La contre performance de la Finlande est étroitement lié à la chute du titre Nokia qui représente une part importante de l’indice finlandais, environ 20%. Le cours est passé de 7,74 euros à 3,77 euros. La baisse est de près de 52%. Le marché finlandais compte également beaucoup de valeurs cycliques, dans la papeterie, l’aciérie et quelques valeurs financières sensibles à la conjoncture.
Pour ce qui est de l’Autriche, nous pouvons invoquer le lien étroit avec les pays de l’est, et principalement la Hongrie.

Les performances des indices MSCI France et MSCI Allemagne sont assez proches.

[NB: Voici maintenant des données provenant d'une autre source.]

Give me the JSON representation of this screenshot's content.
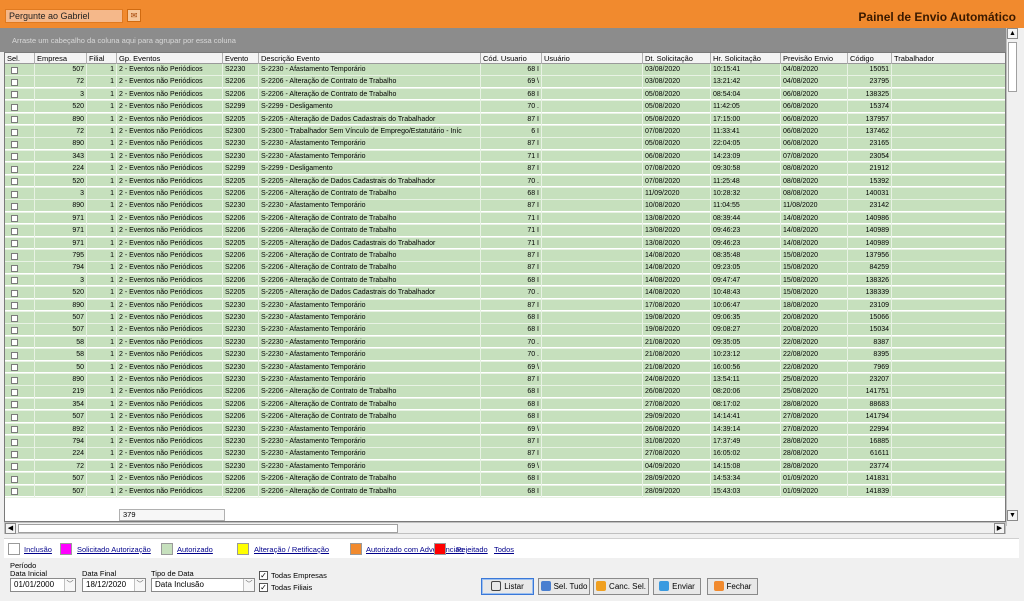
{
  "header": {
    "ask_placeholder": "Pergunte ao Gabriel",
    "ask_icon": "chat-icon",
    "title": "Painel de Envio Automático"
  },
  "group_hint": "Arraste um cabeçalho da coluna aqui para agrupar por essa coluna",
  "columns": [
    "Sel.",
    "Empresa",
    "Filial",
    "Gp. Eventos",
    "Evento",
    "Descrição Evento",
    "Cód. Usuario",
    "Usuário",
    "Dt. Solicitação",
    "Hr. Solicitação",
    "Previsão Envio",
    "Código",
    "Trabalhador"
  ],
  "rows": [
    {
      "empresa": "507",
      "filial": "1",
      "gp": "2 - Eventos não Periódicos",
      "evento": "S2230",
      "desc": "S-2230 - Afastamento Temporário",
      "cod": "68 I",
      "dt": "03/08/2020",
      "hr": "10:15:41",
      "prev": "04/08/2020",
      "codigo": "15051"
    },
    {
      "empresa": "72",
      "filial": "1",
      "gp": "2 - Eventos não Periódicos",
      "evento": "S2206",
      "desc": "S-2206 - Alteração de Contrato de Trabalho",
      "cod": "69 \\",
      "dt": "03/08/2020",
      "hr": "13:21:42",
      "prev": "04/08/2020",
      "codigo": "23795"
    },
    {
      "empresa": "3",
      "filial": "1",
      "gp": "2 - Eventos não Periódicos",
      "evento": "S2206",
      "desc": "S-2206 - Alteração de Contrato de Trabalho",
      "cod": "68 I",
      "dt": "05/08/2020",
      "hr": "08:54:04",
      "prev": "06/08/2020",
      "codigo": "138325"
    },
    {
      "empresa": "520",
      "filial": "1",
      "gp": "2 - Eventos não Periódicos",
      "evento": "S2299",
      "desc": "S-2299 - Desligamento",
      "cod": "70 .",
      "dt": "05/08/2020",
      "hr": "11:42:05",
      "prev": "06/08/2020",
      "codigo": "15374"
    },
    {
      "empresa": "890",
      "filial": "1",
      "gp": "2 - Eventos não Periódicos",
      "evento": "S2205",
      "desc": "S-2205 - Alteração de Dados Cadastrais do Trabalhador",
      "cod": "87 I",
      "dt": "05/08/2020",
      "hr": "17:15:00",
      "prev": "06/08/2020",
      "codigo": "137957"
    },
    {
      "empresa": "72",
      "filial": "1",
      "gp": "2 - Eventos não Periódicos",
      "evento": "S2300",
      "desc": "S-2300 - Trabalhador Sem Vínculo de Emprego/Estatutário - Iníc",
      "cod": "6 I",
      "dt": "07/08/2020",
      "hr": "11:33:41",
      "prev": "06/08/2020",
      "codigo": "137462"
    },
    {
      "empresa": "890",
      "filial": "1",
      "gp": "2 - Eventos não Periódicos",
      "evento": "S2230",
      "desc": "S-2230 - Afastamento Temporário",
      "cod": "87 I",
      "dt": "05/08/2020",
      "hr": "22:04:05",
      "prev": "06/08/2020",
      "codigo": "23165"
    },
    {
      "empresa": "343",
      "filial": "1",
      "gp": "2 - Eventos não Periódicos",
      "evento": "S2230",
      "desc": "S-2230 - Afastamento Temporário",
      "cod": "71 I",
      "dt": "06/08/2020",
      "hr": "14:23:09",
      "prev": "07/08/2020",
      "codigo": "23054"
    },
    {
      "empresa": "224",
      "filial": "1",
      "gp": "2 - Eventos não Periódicos",
      "evento": "S2299",
      "desc": "S-2299 - Desligamento",
      "cod": "87 I",
      "dt": "07/08/2020",
      "hr": "09:30:58",
      "prev": "08/08/2020",
      "codigo": "21912"
    },
    {
      "empresa": "520",
      "filial": "1",
      "gp": "2 - Eventos não Periódicos",
      "evento": "S2205",
      "desc": "S-2205 - Alteração de Dados Cadastrais do Trabalhador",
      "cod": "70 .",
      "dt": "07/08/2020",
      "hr": "11:25:48",
      "prev": "08/08/2020",
      "codigo": "15392"
    },
    {
      "empresa": "3",
      "filial": "1",
      "gp": "2 - Eventos não Periódicos",
      "evento": "S2206",
      "desc": "S-2206 - Alteração de Contrato de Trabalho",
      "cod": "68 I",
      "dt": "11/09/2020",
      "hr": "10:28:32",
      "prev": "08/08/2020",
      "codigo": "140031"
    },
    {
      "empresa": "890",
      "filial": "1",
      "gp": "2 - Eventos não Periódicos",
      "evento": "S2230",
      "desc": "S-2230 - Afastamento Temporário",
      "cod": "87 I",
      "dt": "10/08/2020",
      "hr": "11:04:55",
      "prev": "11/08/2020",
      "codigo": "23142"
    },
    {
      "empresa": "971",
      "filial": "1",
      "gp": "2 - Eventos não Periódicos",
      "evento": "S2206",
      "desc": "S-2206 - Alteração de Contrato de Trabalho",
      "cod": "71 I",
      "dt": "13/08/2020",
      "hr": "08:39:44",
      "prev": "14/08/2020",
      "codigo": "140986"
    },
    {
      "empresa": "971",
      "filial": "1",
      "gp": "2 - Eventos não Periódicos",
      "evento": "S2206",
      "desc": "S-2206 - Alteração de Contrato de Trabalho",
      "cod": "71 I",
      "dt": "13/08/2020",
      "hr": "09:46:23",
      "prev": "14/08/2020",
      "codigo": "140989"
    },
    {
      "empresa": "971",
      "filial": "1",
      "gp": "2 - Eventos não Periódicos",
      "evento": "S2205",
      "desc": "S-2205 - Alteração de Dados Cadastrais do Trabalhador",
      "cod": "71 I",
      "dt": "13/08/2020",
      "hr": "09:46:23",
      "prev": "14/08/2020",
      "codigo": "140989"
    },
    {
      "empresa": "795",
      "filial": "1",
      "gp": "2 - Eventos não Periódicos",
      "evento": "S2206",
      "desc": "S-2206 - Alteração de Contrato de Trabalho",
      "cod": "87 I",
      "dt": "14/08/2020",
      "hr": "08:35:48",
      "prev": "15/08/2020",
      "codigo": "137956"
    },
    {
      "empresa": "794",
      "filial": "1",
      "gp": "2 - Eventos não Periódicos",
      "evento": "S2206",
      "desc": "S-2206 - Alteração de Contrato de Trabalho",
      "cod": "87 I",
      "dt": "14/08/2020",
      "hr": "09:23:05",
      "prev": "15/08/2020",
      "codigo": "84259"
    },
    {
      "empresa": "3",
      "filial": "1",
      "gp": "2 - Eventos não Periódicos",
      "evento": "S2206",
      "desc": "S-2206 - Alteração de Contrato de Trabalho",
      "cod": "68 I",
      "dt": "14/08/2020",
      "hr": "09:47:47",
      "prev": "15/08/2020",
      "codigo": "138326"
    },
    {
      "empresa": "520",
      "filial": "1",
      "gp": "2 - Eventos não Periódicos",
      "evento": "S2205",
      "desc": "S-2205 - Alteração de Dados Cadastrais do Trabalhador",
      "cod": "70 .",
      "dt": "14/08/2020",
      "hr": "10:48:43",
      "prev": "15/08/2020",
      "codigo": "138339"
    },
    {
      "empresa": "890",
      "filial": "1",
      "gp": "2 - Eventos não Periódicos",
      "evento": "S2230",
      "desc": "S-2230 - Afastamento Temporário",
      "cod": "87 I",
      "dt": "17/08/2020",
      "hr": "10:06:47",
      "prev": "18/08/2020",
      "codigo": "23109"
    },
    {
      "empresa": "507",
      "filial": "1",
      "gp": "2 - Eventos não Periódicos",
      "evento": "S2230",
      "desc": "S-2230 - Afastamento Temporário",
      "cod": "68 I",
      "dt": "19/08/2020",
      "hr": "09:06:35",
      "prev": "20/08/2020",
      "codigo": "15066"
    },
    {
      "empresa": "507",
      "filial": "1",
      "gp": "2 - Eventos não Periódicos",
      "evento": "S2230",
      "desc": "S-2230 - Afastamento Temporário",
      "cod": "68 I",
      "dt": "19/08/2020",
      "hr": "09:08:27",
      "prev": "20/08/2020",
      "codigo": "15034"
    },
    {
      "empresa": "58",
      "filial": "1",
      "gp": "2 - Eventos não Periódicos",
      "evento": "S2230",
      "desc": "S-2230 - Afastamento Temporário",
      "cod": "70 .",
      "dt": "21/08/2020",
      "hr": "09:35:05",
      "prev": "22/08/2020",
      "codigo": "8387"
    },
    {
      "empresa": "58",
      "filial": "1",
      "gp": "2 - Eventos não Periódicos",
      "evento": "S2230",
      "desc": "S-2230 - Afastamento Temporário",
      "cod": "70 .",
      "dt": "21/08/2020",
      "hr": "10:23:12",
      "prev": "22/08/2020",
      "codigo": "8395"
    },
    {
      "empresa": "50",
      "filial": "1",
      "gp": "2 - Eventos não Periódicos",
      "evento": "S2230",
      "desc": "S-2230 - Afastamento Temporário",
      "cod": "69 \\",
      "dt": "21/08/2020",
      "hr": "16:00:56",
      "prev": "22/08/2020",
      "codigo": "7969"
    },
    {
      "empresa": "890",
      "filial": "1",
      "gp": "2 - Eventos não Periódicos",
      "evento": "S2230",
      "desc": "S-2230 - Afastamento Temporário",
      "cod": "87 I",
      "dt": "24/08/2020",
      "hr": "13:54:11",
      "prev": "25/08/2020",
      "codigo": "23207"
    },
    {
      "empresa": "219",
      "filial": "1",
      "gp": "2 - Eventos não Periódicos",
      "evento": "S2206",
      "desc": "S-2206 - Alteração de Contrato de Trabalho",
      "cod": "68 I",
      "dt": "26/08/2020",
      "hr": "08:20:06",
      "prev": "25/08/2020",
      "codigo": "141751"
    },
    {
      "empresa": "354",
      "filial": "1",
      "gp": "2 - Eventos não Periódicos",
      "evento": "S2206",
      "desc": "S-2206 - Alteração de Contrato de Trabalho",
      "cod": "68 I",
      "dt": "27/08/2020",
      "hr": "08:17:02",
      "prev": "28/08/2020",
      "codigo": "88683"
    },
    {
      "empresa": "507",
      "filial": "1",
      "gp": "2 - Eventos não Periódicos",
      "evento": "S2206",
      "desc": "S-2206 - Alteração de Contrato de Trabalho",
      "cod": "68 I",
      "dt": "29/09/2020",
      "hr": "14:14:41",
      "prev": "27/08/2020",
      "codigo": "141794"
    },
    {
      "empresa": "892",
      "filial": "1",
      "gp": "2 - Eventos não Periódicos",
      "evento": "S2230",
      "desc": "S-2230 - Afastamento Temporário",
      "cod": "69 \\",
      "dt": "26/08/2020",
      "hr": "14:39:14",
      "prev": "27/08/2020",
      "codigo": "22994"
    },
    {
      "empresa": "794",
      "filial": "1",
      "gp": "2 - Eventos não Periódicos",
      "evento": "S2230",
      "desc": "S-2230 - Afastamento Temporário",
      "cod": "87 I",
      "dt": "31/08/2020",
      "hr": "17:37:49",
      "prev": "28/08/2020",
      "codigo": "16885"
    },
    {
      "empresa": "224",
      "filial": "1",
      "gp": "2 - Eventos não Periódicos",
      "evento": "S2230",
      "desc": "S-2230 - Afastamento Temporário",
      "cod": "87 I",
      "dt": "27/08/2020",
      "hr": "16:05:02",
      "prev": "28/08/2020",
      "codigo": "61611"
    },
    {
      "empresa": "72",
      "filial": "1",
      "gp": "2 - Eventos não Periódicos",
      "evento": "S2230",
      "desc": "S-2230 - Afastamento Temporário",
      "cod": "69 \\",
      "dt": "04/09/2020",
      "hr": "14:15:08",
      "prev": "28/08/2020",
      "codigo": "23774"
    },
    {
      "empresa": "507",
      "filial": "1",
      "gp": "2 - Eventos não Periódicos",
      "evento": "S2206",
      "desc": "S-2206 - Alteração de Contrato de Trabalho",
      "cod": "68 I",
      "dt": "28/09/2020",
      "hr": "14:53:34",
      "prev": "01/09/2020",
      "codigo": "141831"
    },
    {
      "empresa": "507",
      "filial": "1",
      "gp": "2 - Eventos não Periódicos",
      "evento": "S2206",
      "desc": "S-2206 - Alteração de Contrato de Trabalho",
      "cod": "68 I",
      "dt": "28/09/2020",
      "hr": "15:43:03",
      "prev": "01/09/2020",
      "codigo": "141839"
    }
  ],
  "record_count": "379",
  "legend": [
    {
      "label": "Inclusão",
      "color": "#ffffff"
    },
    {
      "label": "Solicitado Autorização",
      "color": "#ff00ff"
    },
    {
      "label": "Autorizado",
      "color": "#c6e0bd"
    },
    {
      "label": "Alteração / Retificação",
      "color": "#ffff00"
    },
    {
      "label": "Autorizado com Advertencias",
      "color": "#f18a2e"
    },
    {
      "label": "Rejeitado",
      "color": "#ff0000"
    },
    {
      "label": "Todos",
      "color": ""
    }
  ],
  "filters": {
    "periodo_label": "Período",
    "data_inicial_label": "Data Inicial",
    "data_inicial": "01/01/2000",
    "data_final_label": "Data Final",
    "data_final": "18/12/2020",
    "tipo_data_label": "Tipo de Data",
    "tipo_data": "Data Inclusão",
    "todas_empresas": "Todas Empresas",
    "todas_filiais": "Todas Filiais"
  },
  "buttons": {
    "listar": "Listar",
    "sel_tudo": "Sel. Tudo",
    "canc_sel": "Canc. Sel.",
    "enviar": "Enviar",
    "fechar": "Fechar"
  }
}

N’est ce pas étonnant ?
Jusqu’à présent, il y a eu une dégradation de la part des investisseurs de l’appréciation de la signature de la France par rapport à celle de l’Allemagne en raison d’une moins bonne maitrise de son budget, d’un taux de croissance moindre, d’une compétitivité plus faible au niveau des PME et des exportations, de la fragilité du secteur bancaire impliqué dans la dette souveraine des pays périphériques de la zone euro… Cependant l’Etat français continue à se financer à un taux proche de ses plus bas historiques.
Nous ne sommes pas à un niveau de stress comparable à celui de l’Italie ou de l’Espagne en ce moment.
Dès lors, je comprends qu’il n’y ait pas eu de décalage important au-delà de la composante des indices de la bourse française par rapport à la bourse allemande.

Qu’avez-vous à dire concernant la disparité sectorielle ?

Dans le contexte que l’on a connu il est naturel que les secteurs défensifs avec une meilleure visibilité aient surperformé les secteurs plus cycliques.

Ne pensez vous pas que le risque souverain ait influé à l’intérieur des secteurs ?

Je ne pense pas.

De quelle manière voyez-vous évoluer l’année 2012 ?
Il est difficile à ce stade de se faire une idée précise de ce que vont faire les investisseurs à court terme.
Les volumes devraient reprendre dans quelques jours au retour des congés.

L’univers du possible en termes de scenarii est large. Je n’ai pas de scénario central. J’entrevois de grandes difficultés dans la zone euro sans pour autant être en mesure d’envisager l’issue. Une sortie d’un Etat membre n’est pas à exclure.

Le marché fluctuera en fonction des décisions politiques. On sait ce que l’on doit faire, fédérer les budgets des pays membres. Cependant nul ne peut dire si ce vœu restera pieux.

Dans l’attente d’une meilleure visibilité, nous sommes négativement orientés. Le stock picking amène à un biais favorable à la France et à l’Europe du nord et un biais sur les secteurs défensifs. Nous restons à l’écart des financières.

Nous envisageons d’avancer progressivement, en fonction des épisodes, des réponses apportées pour cimenter l’union monétaire et l’accompagner d’une union économique.
Si nous avons des mesures concrètes au-delà des discours, et des sommets, les marchés pourraient commencer être rassurés et entamer une véritable reprise, auquel cas nous demeurerons dans une volatilité exacerbée.